ORHAN SARIBAL (Bursa) - Bize ait değil, sadece size ait; halkın değil bu bütçe!

ABDULLAH GÜLER (Devamla) - Kıymetli milletvekilleri, cesaret dediğimiz şey sadece meydan okumak değildir; cesaret, hakikatin peşinden gitmek, zor olanı seçmektir; cesaret, kendi yolunu çizmektir. Bizim cesaretimiz Batı'nın ezberlerini bozmak, kendi hikâyemizi yeniden yazmak... Çünkü biz, sadece kendimiz için değil insanlık için adaletin, hakkaniyetin ve merhametin teminatı olmak zorunda olduğumuzun bilincindeyiz. (AK PARTİ sıralarından alkışlar)
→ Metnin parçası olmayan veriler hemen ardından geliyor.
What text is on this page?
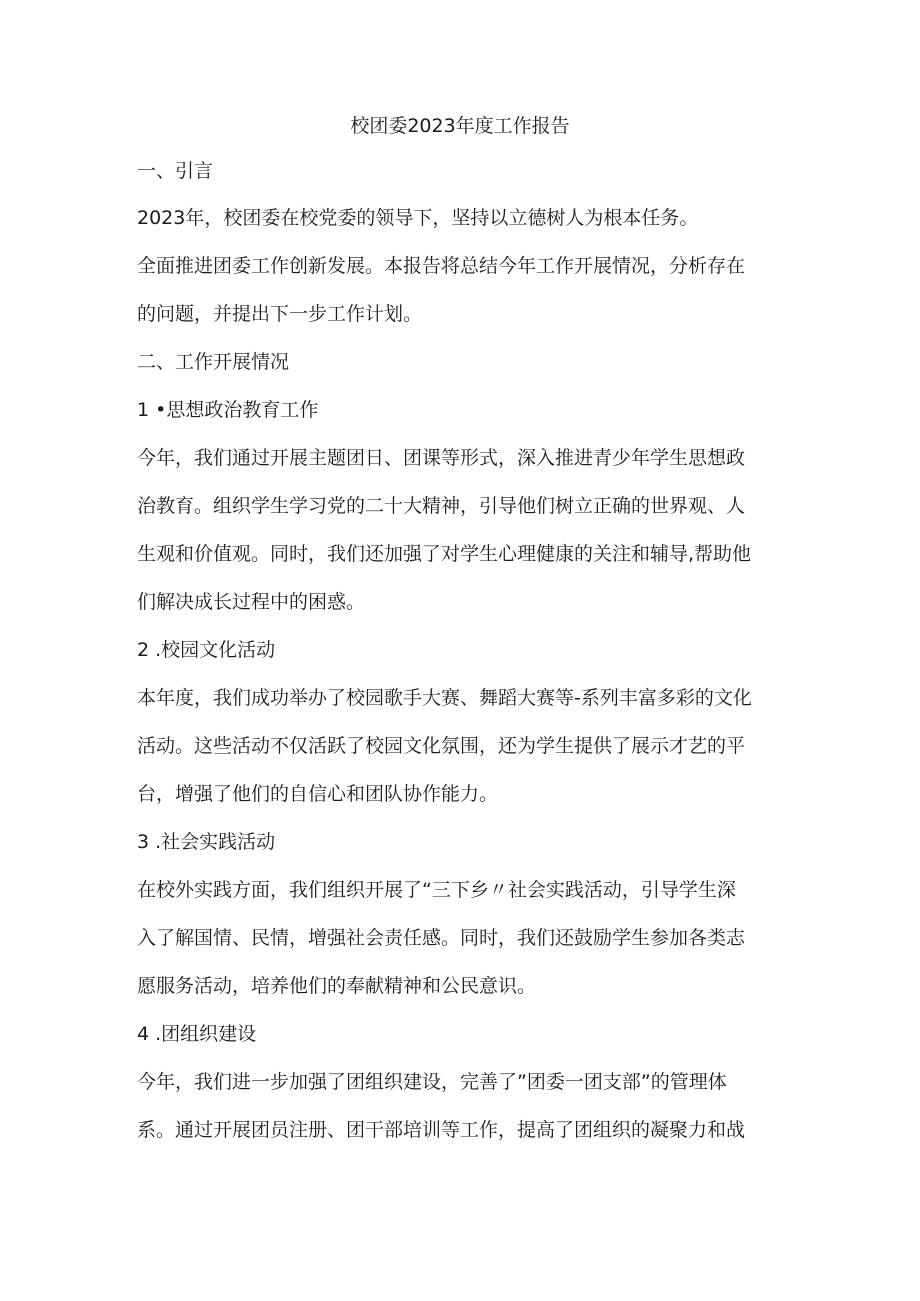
校团委2023年度工作报告
一、引言
2023年，校团委在校党委的领导下，坚持以立德树人为根本任务。
全面推进团委工作创新发展。本报告将总结今年工作开展情况，分析存在
的问题，并提出下一步工作计划。
二、工作开展情况
1 •思想政治教育工作
今年，我们通过开展主题团日、团课等形式，深入推进青少年学生思想政
治教育。组织学生学习党的二十大精神，引导他们树立正确的世界观、人
生观和价值观。同时，我们还加强了对学生心理健康的关注和辅导,帮助他
们解决成长过程中的困惑。
2 .校园文化活动
本年度，我们成功举办了校园歌手大赛、舞蹈大赛等-系列丰富多彩的文化
活动。这些活动不仅活跃了校园文化氛围，还为学生提供了展示才艺的平
台，增强了他们的自信心和团队协作能力。
3 .社会实践活动
在校外实践方面，我们组织开展了“三下乡〃社会实践活动，引导学生深
入了解国情、民情，增强社会责任感。同时，我们还鼓励学生参加各类志
愿服务活动，培养他们的奉献精神和公民意识。
4 .团组织建设
今年，我们进一步加强了团组织建设，完善了”团委一团支部”的管理体
系。通过开展团员注册、团干部培训等工作，提高了团组织的凝聚力和战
Sayın Başkanım, değerli milletvekilleri; bütçeler hükûmetlerin hangi alanlara ne kadar kaynak ayıracağını, hangi alanlardan ne kadar kaynak toplayacağını gösteren, ekonominin yıl içindeki seyrini sayısal olarak ifade eden mali tablolardır. Bu nedenle, bütçeler ekonomik olduğu kadar sosyal yönleriyle de önem arz etmektedir. Bütçeler, aynı zamanda, hükûmetlerin uygulayacağı maliye politikalarının önceliklerini belirleyen siyasi metinlerdir. Diğer bir ifadeyle, bütçeler hükûmet programlarında belirlenen hedeflere ulaşmada en önemli araçtır. Peki, bu bütçemiz ne getiriyor, elimizde ne var, neyi hedefliyoruz? Öyle ya, ifade ettiğim gibi, AK PARTİ olarak bir iddiamız var; eğer bir iddia sahibi iseniz o iddiayı destekleyecek bir zemininizin olması elzemdir. Size üstünde durduğumuz o sağlam zeminle ilgili bazı rakamlar vermek istiyorum.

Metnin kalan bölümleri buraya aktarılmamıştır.